The bottom line is that being openly vulnerable is absolutely necessary for meaningful connections to self and others. It is easily observed that the majority of Americans are very afraid of showing any vulnerability: in relationships, in the workplace, in public. Rightfully so, as we know we will be punished if we express our true feelings and thoughts most of the time. We engage in long-distance relationships or on-line relationships to avoid truly sincere exchanges of feeling. We live in constant fear of our inner selves and of one another. We are constantly judging and being judged and shamed. Does it have to be this way?
I can tell you that it does feel very lonely when one does have the courage to open up. I have personally experienced bullying in the workplace, shaming which has prevented me from being promoted or appreciated for the work I do. Putting my trust into others has caused many people to try and take advantage of me as a homeowner. It is easy to shut down and avoid others or to become paranoid.
Yet despite the suffering caused by a lifetime of self-protection and fear of others, the investment in the shell and in the collective projection of fear creates a reaction. People want to protect what they have been conditioned to believe. We don’t want to feel that we have wasted our lives on fear when we know we have only a short span on this earth. Only a few seem to know to live from the heart, not without fear, but stepping up and being brave in spite of hesitations, obstacles, and previous experience.

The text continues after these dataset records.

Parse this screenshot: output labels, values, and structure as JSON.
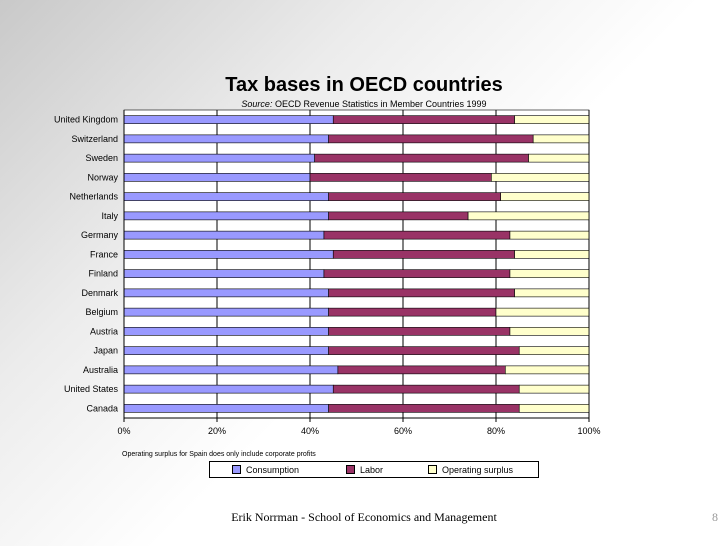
{
  "slide": {
    "footer": "Erik Norrman - School of Economics and Management",
    "page_number": "8"
  },
  "chart_data": {
    "type": "bar",
    "orientation": "horizontal",
    "stacked": "percent",
    "title": "Tax bases in OECD countries",
    "subtitle_source_label": "Source:",
    "subtitle_text": "OECD Revenue Statistics in Member Countries 1999",
    "footnote": "Operating surplus for Spain does only include corporate profits",
    "categories": [
      "United Kingdom",
      "Switzerland",
      "Sweden",
      "Norway",
      "Netherlands",
      "Italy",
      "Germany",
      "France",
      "Finland",
      "Denmark",
      "Belgium",
      "Austria",
      "Japan",
      "Australia",
      "United States",
      "Canada"
    ],
    "series": [
      {
        "name": "Consumption",
        "color": "#9999ff",
        "values": [
          45,
          44,
          41,
          40,
          44,
          44,
          43,
          45,
          43,
          44,
          44,
          44,
          44,
          46,
          45,
          44
        ]
      },
      {
        "name": "Labor",
        "color": "#993366",
        "values": [
          39,
          44,
          46,
          39,
          37,
          30,
          40,
          39,
          40,
          40,
          36,
          39,
          41,
          36,
          40,
          41
        ]
      },
      {
        "name": "Operating surplus",
        "color": "#ffffcc",
        "values": [
          16,
          12,
          13,
          21,
          19,
          26,
          17,
          16,
          17,
          16,
          20,
          17,
          15,
          18,
          15,
          15
        ]
      }
    ],
    "xlim": [
      0,
      100
    ],
    "x_ticks": [
      "0%",
      "20%",
      "40%",
      "60%",
      "80%",
      "100%"
    ],
    "grid": "vertical",
    "legend_position": "bottom"
  }
}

Although I am not a Christian, and I am living in a country where the majority of people ostensibly follow the Christian religion, it seems to me that few espouse the values that Jesus demonstrated in the short life he lived on this earth. I feel that Jesus was a man who had definitely developed his feminine side, and he knew how to value vulnerability in others. He was a strong man, yet he was not one to dominate or shame others. It is funny to me that the majority of western countries worship a man who is represented by a church which historically has despised the feminine and vulnerability…yet this man, Jesus, is a prime example of living whole-heartedly, became the core symbol of a paternalistic way of life. His life, simply as a man and not as a god, was a true example of balance of masculine and feminine energies. He sought to be compassionate, open, powerful through vulnerability. It is not by chance that he chose for his followers the downtrodden and those rejected by society.
People with low self-esteem may not necessarily be more open to love or change, but perhaps they have just a little bit less to protect than the wealthy and the powerful. Jesus was crucified by those who were fearful of his openness. Has anything really changed in our cultural values over the last two thousand years?
I believe it takes courage to live an authentic life. To pursue being and truth of self and heart rather than power and possessions. It takes courage to be vulnerable, and no matter what people constantly tell us – that vulnerability is a weakness – this is a lie. Vulnerability is at the heart of all life and being. Without it, we are mere shadows. Without it, there is no true empathy, community, love, or creativity.